"A bowl of corn flour" -- ring a bell? UK readers?

I once fed my dog a bowl of cooked polenta, after I’d run out of regular pet food. It gave her the runs, so I’d assume it could be used to treat constipation in humans.

Welcome :slight_smile: That does sound like it’s the right thing- a bowl of what’s basically bland custard does sound like a pretty reasonable sick person food. At least for those not lactose intolerant.

I remember my mother making a thin custard with cornstarch for my baby sister. It must have been around 1958, in Denmark.

My mother used to make it for my grandmother, who was bedridden for many years. This would be in the UK in the 1960s. It was as has been described, a sort of milky custardy pudding, easily digestible for invalids.

Before chocolate began to give me instant stomach aches, I used to make “Castilian Hot Chocolate” which was milk, cocoa powder, cinnamon, sugar, and cornstarch aka cornflour whisked together over heat. Turns out somewhere in between hot cocoa and chocolate pudding and very good.

The Cornflower, also known as Bachelor’s Buttons, is a tall wispy annual with a true blue flower, hence the color name Cornflower Blue. Its latin name is Centaurea cyanus, and the name cornflower comes from it being a common grain field weed (corn is the general Briitish term for grain).

Cornflower can be used to color food blue, too. At least, it’s recommended by Pieometry.

“Corn flour” always sounds odd to me, because I expect it to be corn meal, not corn starch. I use both regularly in the kitchen, and corn meal is more like flour in how it’s used. (although corn starch looks more like wheat flour, I suppose.)

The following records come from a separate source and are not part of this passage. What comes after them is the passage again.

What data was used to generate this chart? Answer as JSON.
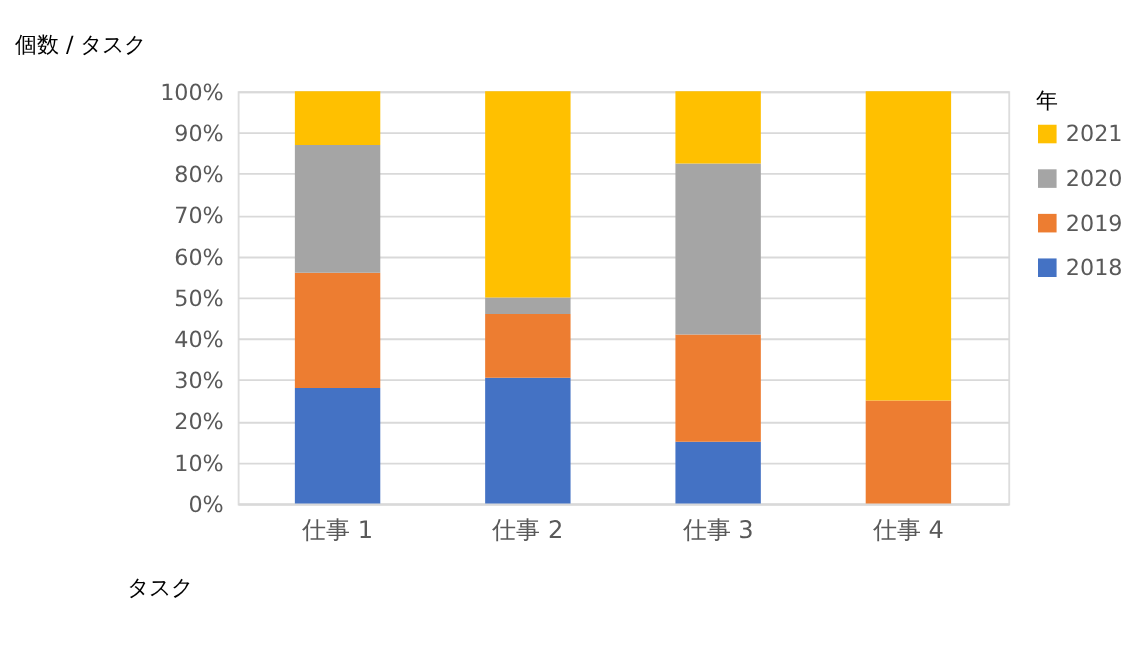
{
  "chart_data": {
    "type": "bar",
    "stacked": true,
    "title": "個数 / タスク",
    "xlabel": "タスク",
    "legend_title": "年",
    "categories": [
      "仕事 1",
      "仕事 2",
      "仕事 3",
      "仕事 4"
    ],
    "series": [
      {
        "name": "2018",
        "color": "#4472c4",
        "values": [
          28,
          30.5,
          15,
          0
        ]
      },
      {
        "name": "2019",
        "color": "#ed7d31",
        "values": [
          28,
          15.5,
          26,
          25
        ]
      },
      {
        "name": "2020",
        "color": "#a5a5a5",
        "values": [
          31,
          4,
          41.5,
          0
        ]
      },
      {
        "name": "2021",
        "color": "#ffc000",
        "values": [
          13,
          50,
          17.5,
          75
        ]
      }
    ],
    "ylim": [
      0,
      100
    ],
    "yticks": [
      {
        "value": 0,
        "label": "0%"
      },
      {
        "value": 10,
        "label": "10%"
      },
      {
        "value": 20,
        "label": "20%"
      },
      {
        "value": 30,
        "label": "30%"
      },
      {
        "value": 40,
        "label": "40%"
      },
      {
        "value": 50,
        "label": "50%"
      },
      {
        "value": 60,
        "label": "60%"
      },
      {
        "value": 70,
        "label": "70%"
      },
      {
        "value": 80,
        "label": "80%"
      },
      {
        "value": 90,
        "label": "90%"
      },
      {
        "value": 100,
        "label": "100%"
      }
    ],
    "grid": "y",
    "legend": "right"
  }
}
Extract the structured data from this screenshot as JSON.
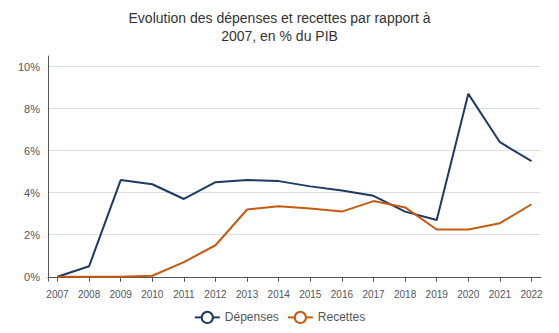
{
  "chart_data": {
    "type": "line",
    "title": "Evolution des dépenses et recettes par rapport à\n2007, en % du PIB",
    "x": [
      2007,
      2008,
      2009,
      2010,
      2011,
      2012,
      2013,
      2014,
      2015,
      2016,
      2017,
      2018,
      2019,
      2020,
      2021,
      2022
    ],
    "series": [
      {
        "name": "Dépenses",
        "color": "#1f3864",
        "values": [
          0.0,
          0.5,
          4.6,
          4.4,
          3.7,
          4.5,
          4.6,
          4.55,
          4.3,
          4.1,
          3.85,
          3.1,
          2.7,
          8.7,
          6.4,
          5.5
        ]
      },
      {
        "name": "Recettes",
        "color": "#c55a11",
        "values": [
          0.0,
          0.0,
          0.0,
          0.05,
          0.7,
          1.5,
          3.2,
          3.35,
          3.25,
          3.1,
          3.6,
          3.3,
          2.25,
          2.25,
          2.55,
          3.45
        ]
      }
    ],
    "xlim": [
      2006.7,
      2022.3
    ],
    "xticks": [
      2007,
      2008,
      2009,
      2010,
      2011,
      2012,
      2013,
      2014,
      2015,
      2016,
      2017,
      2018,
      2019,
      2020,
      2021,
      2022
    ],
    "ylim": [
      -0.2,
      10.5
    ],
    "yticks": [
      {
        "value": 0,
        "label": "0%"
      },
      {
        "value": 2,
        "label": "2%"
      },
      {
        "value": 4,
        "label": "4%"
      },
      {
        "value": 6,
        "label": "6%"
      },
      {
        "value": 8,
        "label": "8%"
      },
      {
        "value": 10,
        "label": "10%"
      }
    ],
    "grid": true,
    "legend": "bottom"
  }
}
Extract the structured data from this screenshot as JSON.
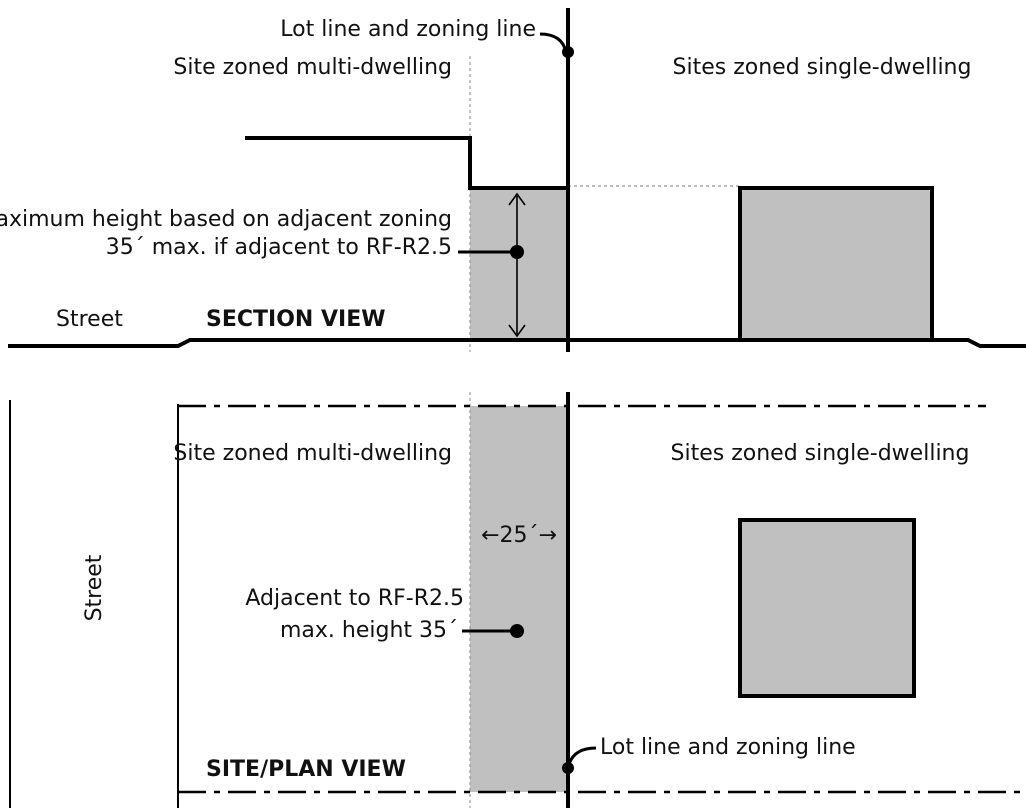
{
  "section": {
    "lot_line_label": "Lot line and zoning line",
    "multi_label": "Site zoned multi-dwelling",
    "single_label": "Sites zoned single-dwelling",
    "max_height_line1": "Maximum height based on adjacent zoning",
    "max_height_line2": "35´ max. if adjacent to RF-R2.5",
    "street_label": "Street",
    "view_label": "SECTION VIEW"
  },
  "plan": {
    "multi_label": "Site zoned multi-dwelling",
    "single_label": "Sites zoned single-dwelling",
    "dimension_label": "←25´→",
    "adjacent_line1": "Adjacent to RF-R2.5",
    "adjacent_line2": "max. height 35´",
    "lot_line_label": "Lot line and zoning line",
    "street_label": "Street",
    "view_label": "SITE/PLAN VIEW"
  },
  "colors": {
    "building_fill": "#c0c0c0",
    "line": "#000000",
    "guide": "#999999"
  }
}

When we’re discussing “corn flour” in the Agatha Christie era, are we talking about corn as in maize, or the older definition of corn as “grain,” which in England would probably have been wheat?

https://www.straightdope.com/21341268/how-could-the-romans-use-corn-it-s-american

It would have been maize- wheat flour would just have been called ‘flour’.

Corn is used in England (or was used, the use does seem to be on the way out, thankfully) in a generic sense to mean grains, but it’s also used as a specific term for maize- we can usually tell which it is by context. Usually.

But “corn flour” isn’t just ground corn, it’s corn starch.

Manufacture[edit]

The corn is steeped for 30 to 48 hours, which ferments it slightly. The germ is separated from the endosperm and those two components are ground separately (still soaked). Next the starch is removed from each by washing. The starch is separated from the corn steep liquor, the cereal germ, the fibers and the corn gluten mostly in hydrocyclones and centrifuges, and then dried. (The residue from every stage is used in animal feed and to make corn oil or other applications.) This process is called wet milling. Finally, the starch may be modified for specific purposes.[14]

I have no idea what your point is here. I know it’s not ground maize, that wasn’t the question- the question was if it could really be wheat flour, and the answer is no.

I mean, I’m English- I have this stuff in the cupboard.

Okay, i just have misunderstood the post. I read it as “if it were wheat flour, rather than maize flour…”

I have the stuff in my cupboard, too. Only the label is “corn starch”, because I’m American.

Just to add an extra option to the discussion, to me the description of the dish sounds like Kisiel - you can use any starch, mix it with fruit juice, and heat until thickened. No milk, no gluten, just sweet transparent gloop. It used to be a popular dessert when i was growing up in eastern Europe, and features as an acceptable meal for a person with stomach ulcers in a book from my childhood.

I’ve had kisiel in Russia. It’s similar to Jell-O.

Potato starch in China in my experience. Used identically as we use corn starch here. Both as a thickener for sauce and as a coating on meats before deep frying for a light crust.

I know I’m reviving a zombie :wink: , but I can offer another reference to this substance. In On the Beach, written in 1957 by Australian engineer/novelist Nevil Shute, an older female character who’s developed radiation sickness asks her adult son to bring her “a cup of cornflour” (no hyphen). I seriously doubt she was asking for a cup of a dry powdered thickener, so there must have been a beverage-like application for it.